California regulators are delaying a vote on a proposed decision that would slash incentives for schools, apartment dwellers and farmers to install rooftop solar panels.
(Bloomberg) — California regulators are delaying a vote on a proposed decision that would slash incentives for schools, apartment dwellers and farmers to install rooftop solar panels.
The California Public Utilities Commission (CPUC) posted a notice that the vote, which was previously scheduled for Thursday, has been postponed to November 2. The proposal comes in the wake of a similar decision adopted by the CPUC last year that slashed rooftop solar incentives for homeowners. Both only apply to new customers, but, if passed, the decision would effectively do away with the multifamily residential solar market by making it financially unviable, said Joe Osha, an analyst at Guggenheim Securities.

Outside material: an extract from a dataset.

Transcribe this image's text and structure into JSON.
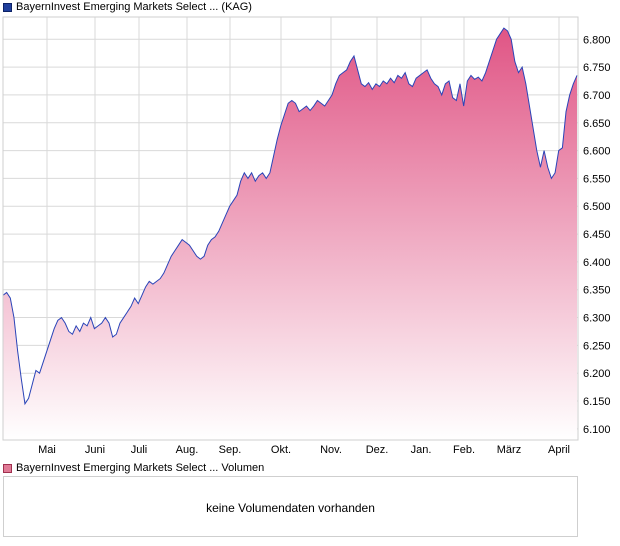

The delay comes as the commission faces significant opposition from solar developers, environmental advocates and local housing associations. Hundreds have submitted public comments opposed to the proposed decision, saying it would put rooftop solar out of reach for California’s lower-income renters as well as crush the state’s clean-energy transition. Cutting incentives could put an additional damper on the state’s rooftop solar industry, which has been struggling with weak demand.
Environmental justice groups have also sent letters to Governor Gavin Newsom and CPUC protesting the proposal, and local school board officials have also spoken up against the reduction.